Research Methodology: The relationships amongst the Saudi security market, the oil price shock, and the selected macroeconomic variables as mentioned above are determined using the Johansen test of co-integration, the vector error correction model, and the Wald test. The research employs the time series data for a period of 2009to 2016, for the study.
Findings: The results show a long-run equilibrium relationship between the Saudi stock market and the selected variables for the study. The study shows a positive association between the money supply and the stock market, but inflation, short-term interest rate, and crude oil price, the result indicates a negative relationship.
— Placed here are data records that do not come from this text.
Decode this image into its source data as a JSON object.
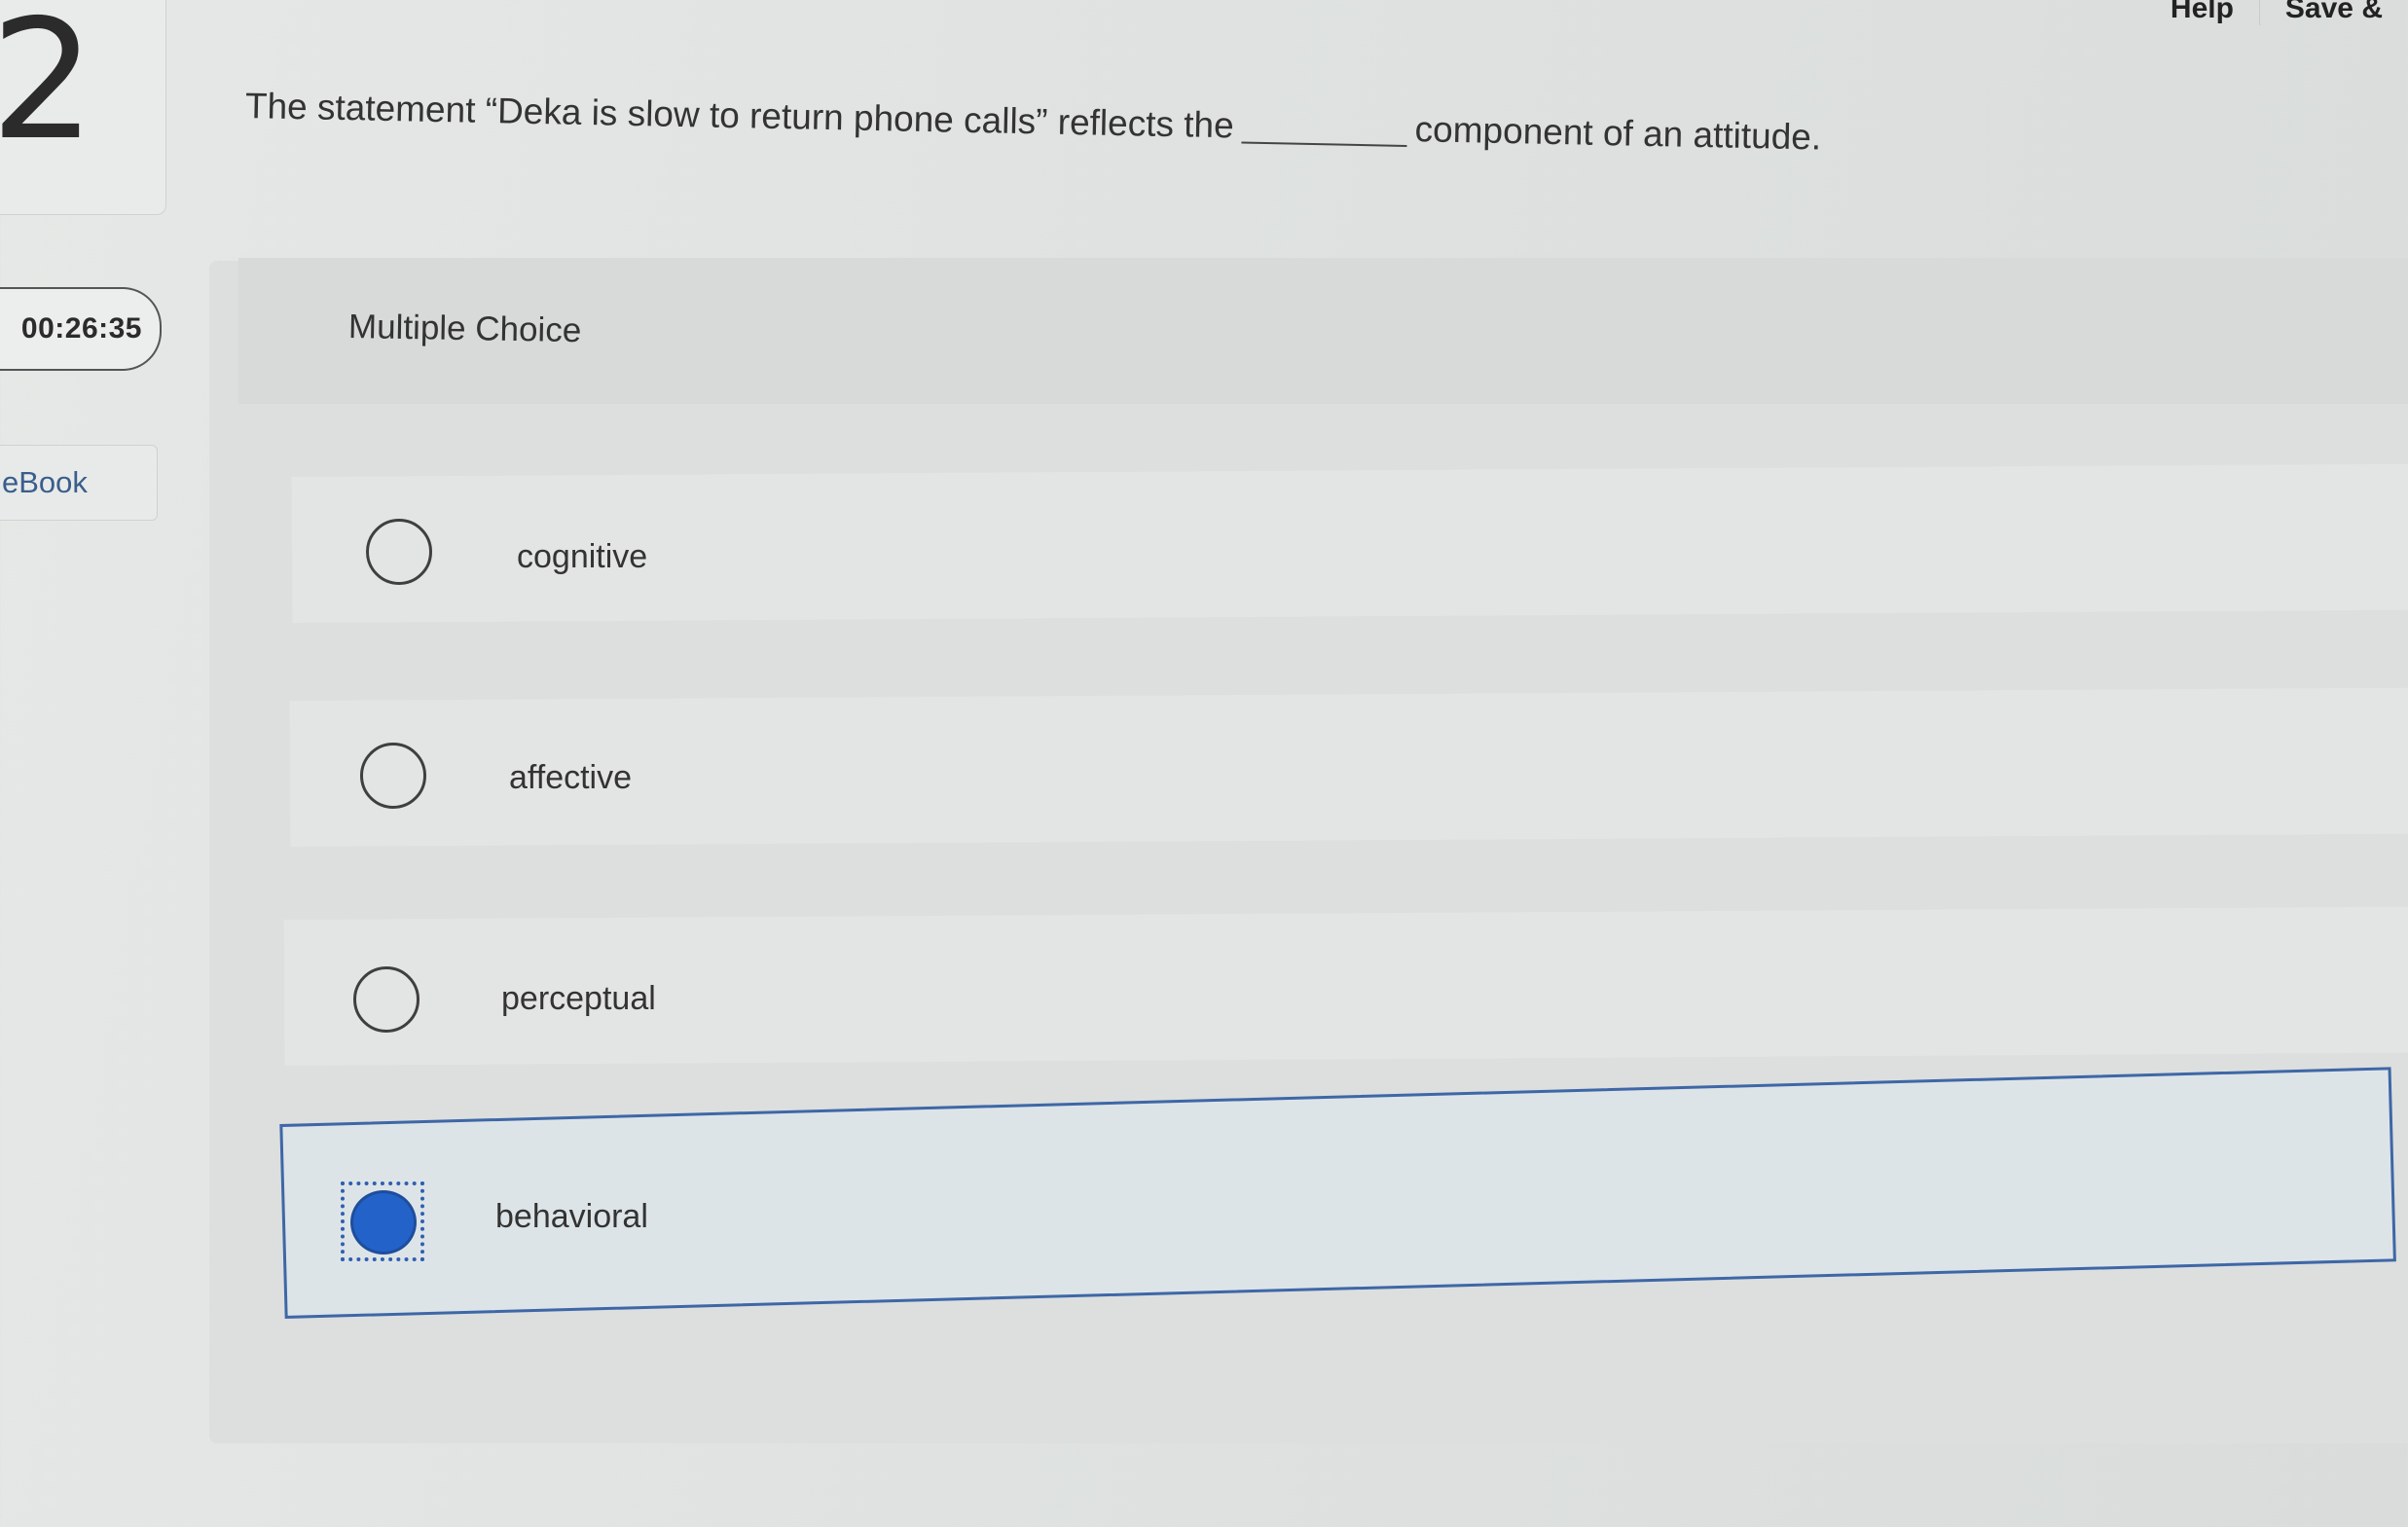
{
  "header": {
    "question_number": "2",
    "links": [
      "Help",
      "Save &"
    ]
  },
  "sidebar": {
    "timer": "00:26:35",
    "ebook_label": "eBook"
  },
  "question": {
    "text_before": "The statement “Deka is slow to return phone calls” reflects the",
    "text_after": "component of an attitude.",
    "type_label": "Multiple Choice",
    "options": [
      {
        "label": "cognitive",
        "selected": false
      },
      {
        "label": "affective",
        "selected": false
      },
      {
        "label": "perceptual",
        "selected": false
      },
      {
        "label": "behavioral",
        "selected": true
      }
    ]
  },
  "colors": {
    "selected_accent": "#2362c9",
    "selected_border": "#3e67a6",
    "ebook_link": "#3a5e8c"
  }
}
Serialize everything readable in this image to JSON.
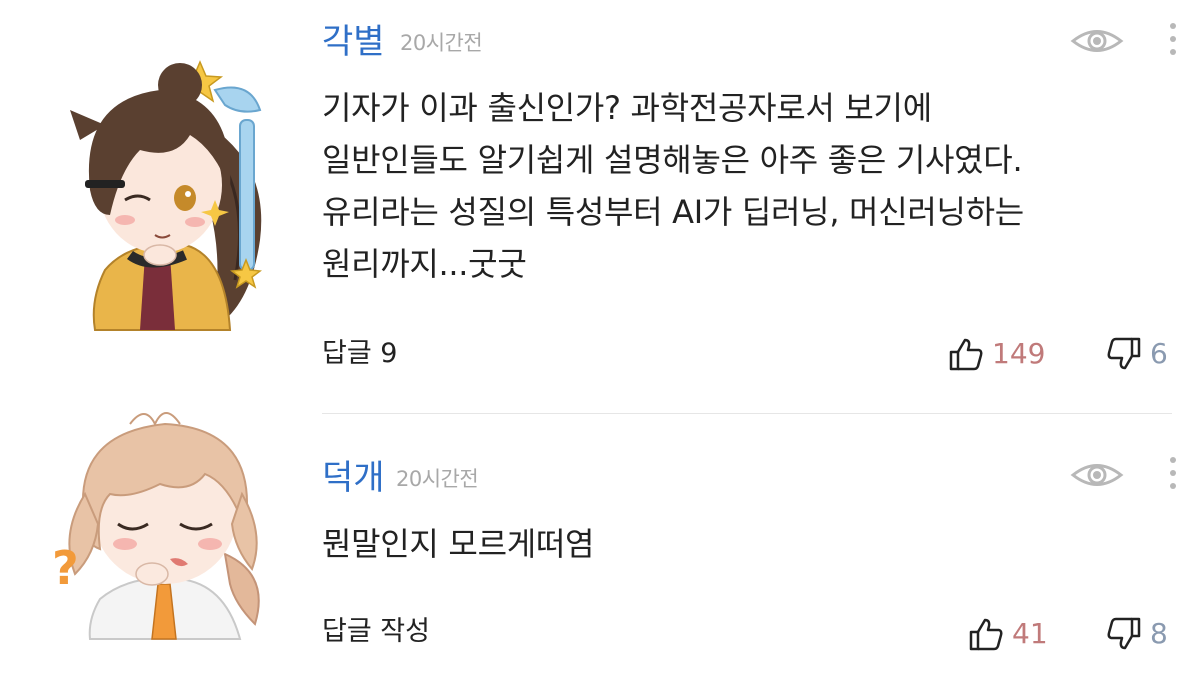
{
  "comments": [
    {
      "author": "각별",
      "time": "20시간전",
      "lines": [
        "기자가 이과 출신인가? 과학전공자로서 보기에",
        "일반인들도 알기쉽게 설명해놓은 아주 좋은 기사였다.",
        "유리라는 성질의 특성부터 AI가 딥러닝, 머신러닝하는",
        "원리까지...굿굿"
      ],
      "reply_label": "답글 9",
      "likes": "149",
      "dislikes": "6"
    },
    {
      "author": "덕개",
      "time": "20시간전",
      "lines": [
        "뭔말인지 모르게떠염"
      ],
      "reply_label": "답글 작성",
      "likes": "41",
      "dislikes": "8"
    }
  ],
  "colors": {
    "author": "#2f6fc7",
    "time": "#a8a8a8",
    "like_count": "#c07a7a",
    "dislike_count": "#8a9ab0"
  },
  "icons": [
    "eye-icon",
    "more-vertical-icon",
    "thumbs-up-icon",
    "thumbs-down-icon"
  ]
}
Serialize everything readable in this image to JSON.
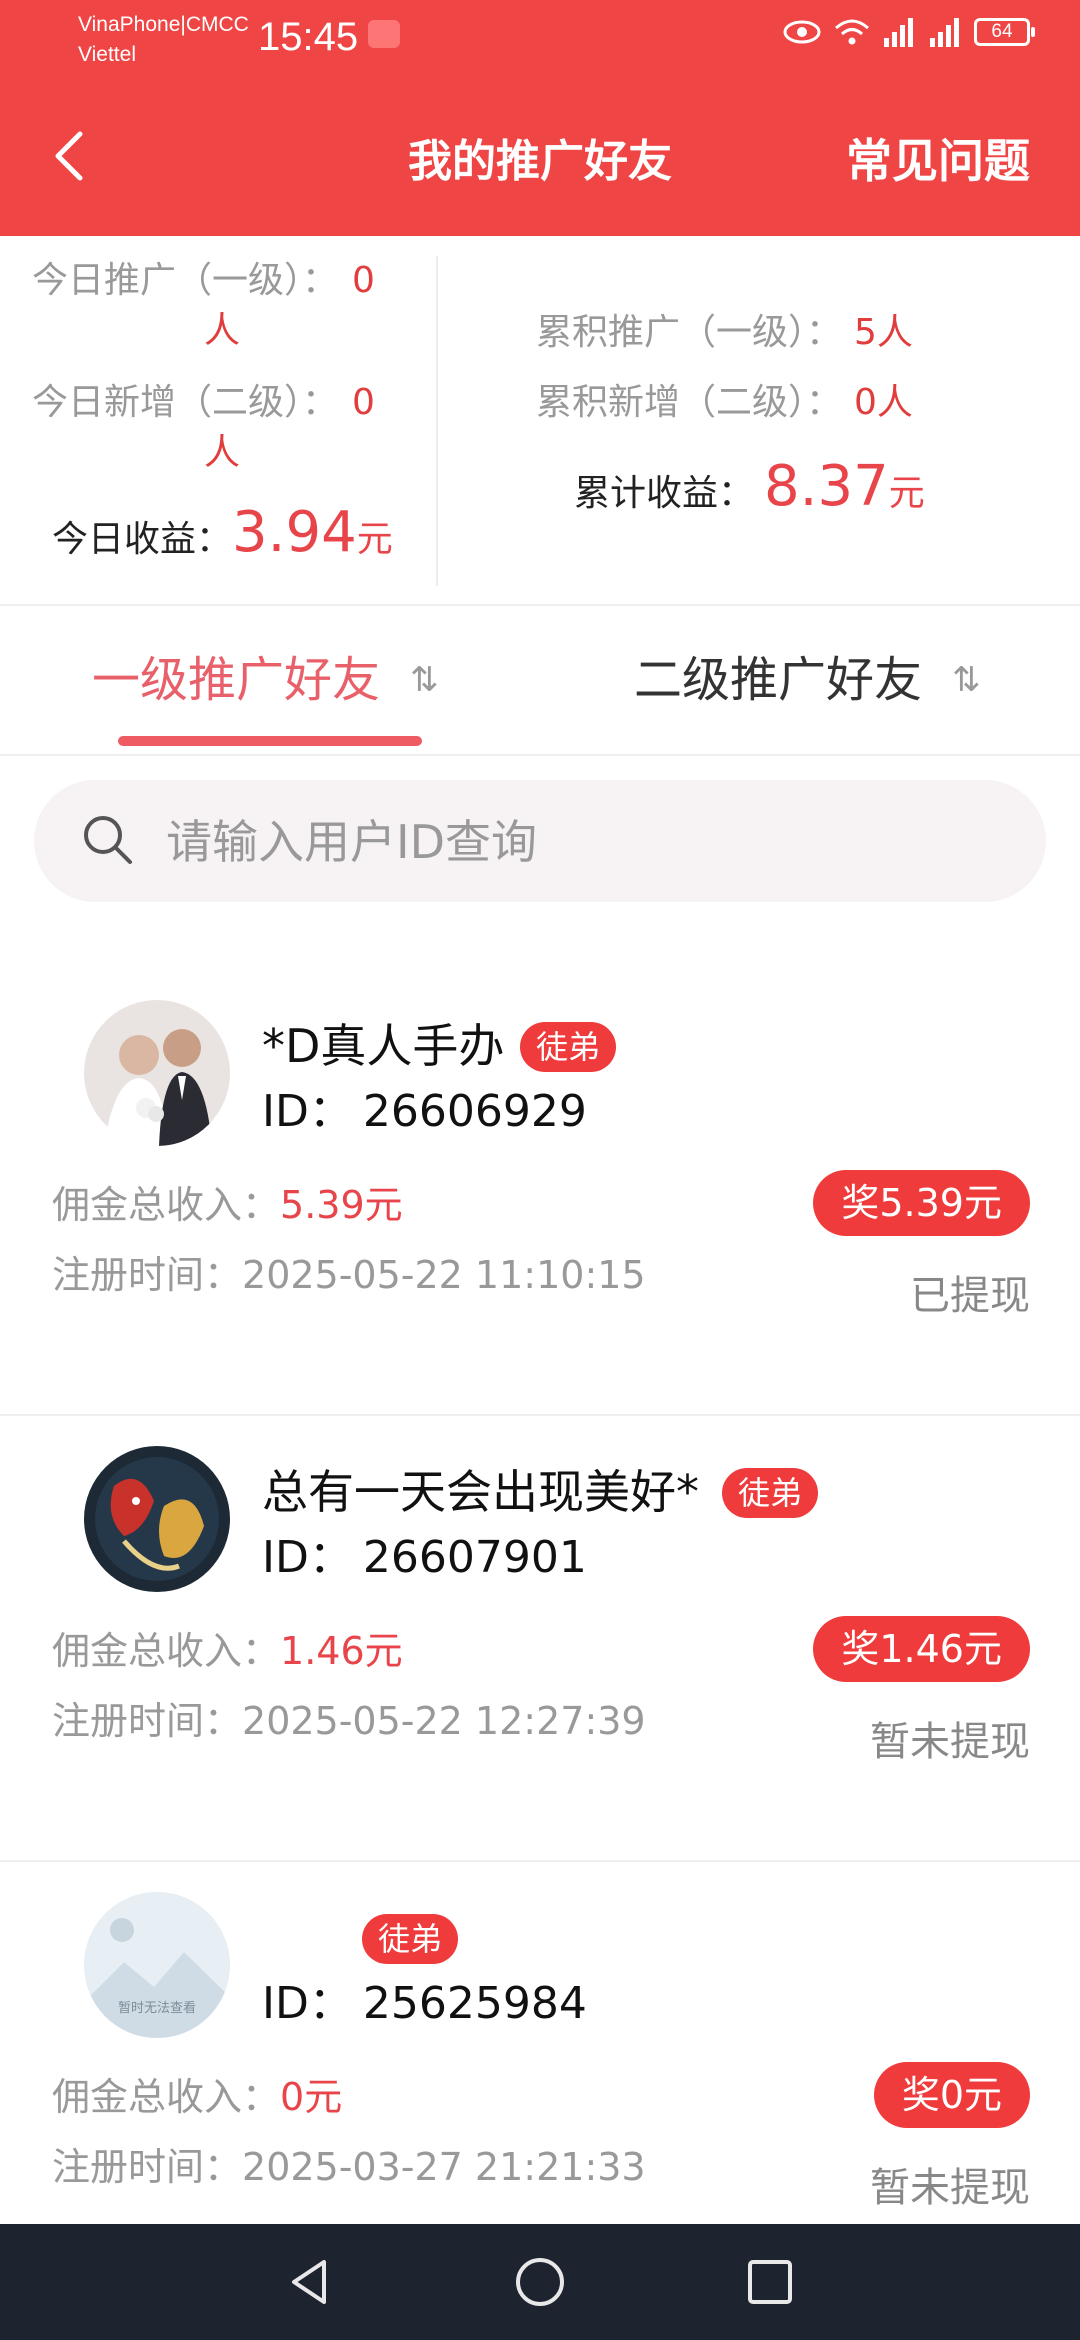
{
  "status_bar": {
    "carrier_line1": "VinaPhone|CMCC",
    "carrier_line2": "Viettel",
    "time": "15:45",
    "battery": "64"
  },
  "header": {
    "title": "我的推广好友",
    "faq_label": "常见问题"
  },
  "stats": {
    "today_promo_label": "今日推广（一级）：",
    "today_promo_value": "0",
    "today_promo_unit": "人",
    "today_new_label": "今日新增（二级）：",
    "today_new_value": "0",
    "today_new_unit": "人",
    "today_income_label": "今日收益：",
    "today_income_value": "3.94",
    "today_income_unit": "元",
    "total_promo_label": "累积推广（一级）：",
    "total_promo_value": "5人",
    "total_new_label": "累积新增（二级）：",
    "total_new_value": "0人",
    "total_income_label": "累计收益：",
    "total_income_value": "8.37",
    "total_income_unit": "元"
  },
  "tabs": [
    {
      "label": "一级推广好友",
      "sort_icon": "⇅",
      "active": true
    },
    {
      "label": "二级推广好友",
      "sort_icon": "⇅",
      "active": false
    }
  ],
  "search": {
    "placeholder": "请输入用户ID查询"
  },
  "friends": [
    {
      "name": "*D真人手办",
      "badge": "徒弟",
      "id_label": "ID：",
      "id": "26606929",
      "income_label": "佣金总收入：",
      "income": "5.39元",
      "reg_label": "注册时间：",
      "reg_time": "2025-05-22 11:10:15",
      "reward": "奖5.39元",
      "withdraw_status": "已提现"
    },
    {
      "name": "总有一天会出现美好*",
      "badge": "徒弟",
      "id_label": "ID：",
      "id": "26607901",
      "income_label": "佣金总收入：",
      "income": "1.46元",
      "reg_label": "注册时间：",
      "reg_time": "2025-05-22 12:27:39",
      "reward": "奖1.46元",
      "withdraw_status": "暂未提现"
    },
    {
      "name": "",
      "badge": "徒弟",
      "avatar_text": "暂时无法查看",
      "id_label": "ID：",
      "id": "25625984",
      "income_label": "佣金总收入：",
      "income": "0元",
      "reg_label": "注册时间：",
      "reg_time": "2025-03-27 21:21:33",
      "reward": "奖0元",
      "withdraw_status": "暂未提现"
    }
  ],
  "colors": {
    "header_bg": "#f04545",
    "accent_red": "#e8454b",
    "badge_red": "#ef3b3b",
    "nav_bg": "#1e2330"
  }
}
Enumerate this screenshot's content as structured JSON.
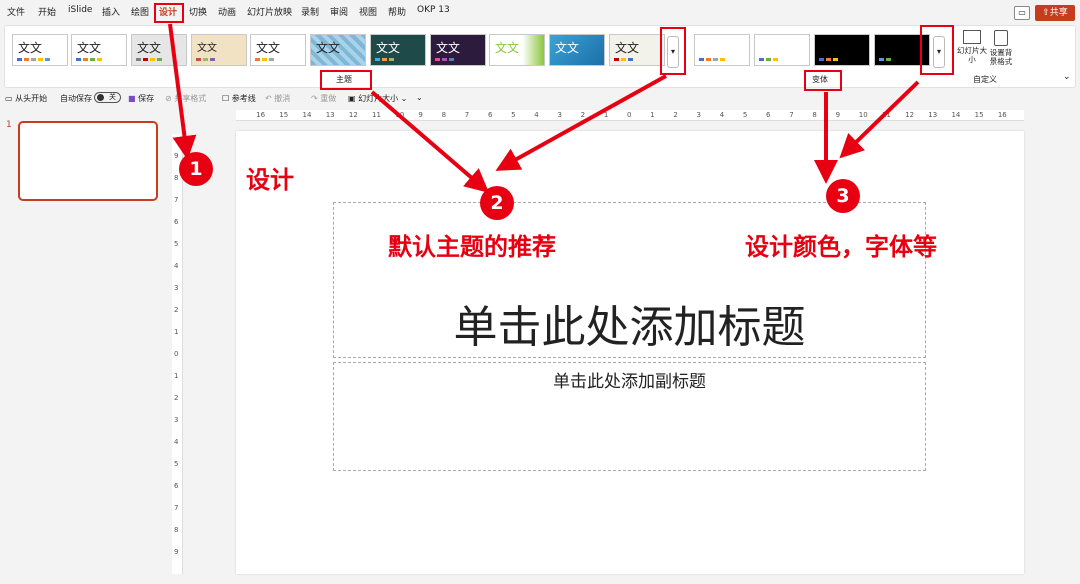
{
  "menu": {
    "items": [
      "文件",
      "开始",
      "iSlide",
      "插入",
      "绘图",
      "设计",
      "切换",
      "动画",
      "幻灯片放映",
      "录制",
      "审阅",
      "视图",
      "帮助",
      "OKP 13"
    ],
    "active": "设计",
    "share_label": "共享"
  },
  "ribbon": {
    "theme_text": "文文",
    "theme_group_label": "主题",
    "variant_group_label": "变体",
    "custom_group_label": "自定义",
    "slide_size_label": "幻灯片大小",
    "bg_format_label": "设置背景格式",
    "colors": {
      "accent": "#c43e1c",
      "annotation_red": "#e60012"
    }
  },
  "quickbar": {
    "from_start": "从头开始",
    "autosave": "自动保存",
    "autosave_state": "关",
    "save": "保存",
    "share_format": "共享格式",
    "guides": "参考线",
    "undo": "撤消",
    "redo": "重做",
    "slide_size": "幻灯片大小"
  },
  "slides_pane": {
    "current_number": "1"
  },
  "ruler": {
    "h_ticks": [
      "16",
      "15",
      "14",
      "13",
      "12",
      "11",
      "10",
      "9",
      "8",
      "7",
      "6",
      "5",
      "4",
      "3",
      "2",
      "1",
      "0",
      "1",
      "2",
      "3",
      "4",
      "5",
      "6",
      "7",
      "8",
      "9",
      "10",
      "11",
      "12",
      "13",
      "14",
      "15",
      "16"
    ],
    "v_ticks": [
      "9",
      "8",
      "7",
      "6",
      "5",
      "4",
      "3",
      "2",
      "1",
      "0",
      "1",
      "2",
      "3",
      "4",
      "5",
      "6",
      "7",
      "8",
      "9"
    ]
  },
  "slide": {
    "title_placeholder": "单击此处添加标题",
    "subtitle_placeholder": "单击此处添加副标题"
  },
  "annotations": {
    "step1_number": "1",
    "step2_number": "2",
    "step3_number": "3",
    "step1_label": "设计",
    "step2_label": "默认主题的推荐",
    "step3_label": "设计颜色，字体等"
  }
}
Implications: The present study can have implications for the policymaker to take corrective measures for better performance of the stock market by controlling inflation and regulating the short-term interest rate.As the findings indicate that they have a negative relationship with TASI. This paper will also help the policymaker in identifying the real cause for the decline in the value of the stock price. A good performing stock market means better economic growth and overall economic development. To diversify the economy to have an alternative to the oil-driven economy to a more balanced economy by promoting other sectors like manufacturing and tourism.
Novelty/Originality of this study: The literature review confirms that all work of oil price shock is related to its effect on the security market return. This work is different from the other study as it includes macroeconomic variables in the study, together with the oil price shocks. The study is unique from other studies as it is broader in approach, by including more variables than earlier studies which mostly included the oil price shocks and its impact on the stock market. There is no work done to investigate the joint effect of macroeconomic variables and oil price shocks on the Saudi stock market.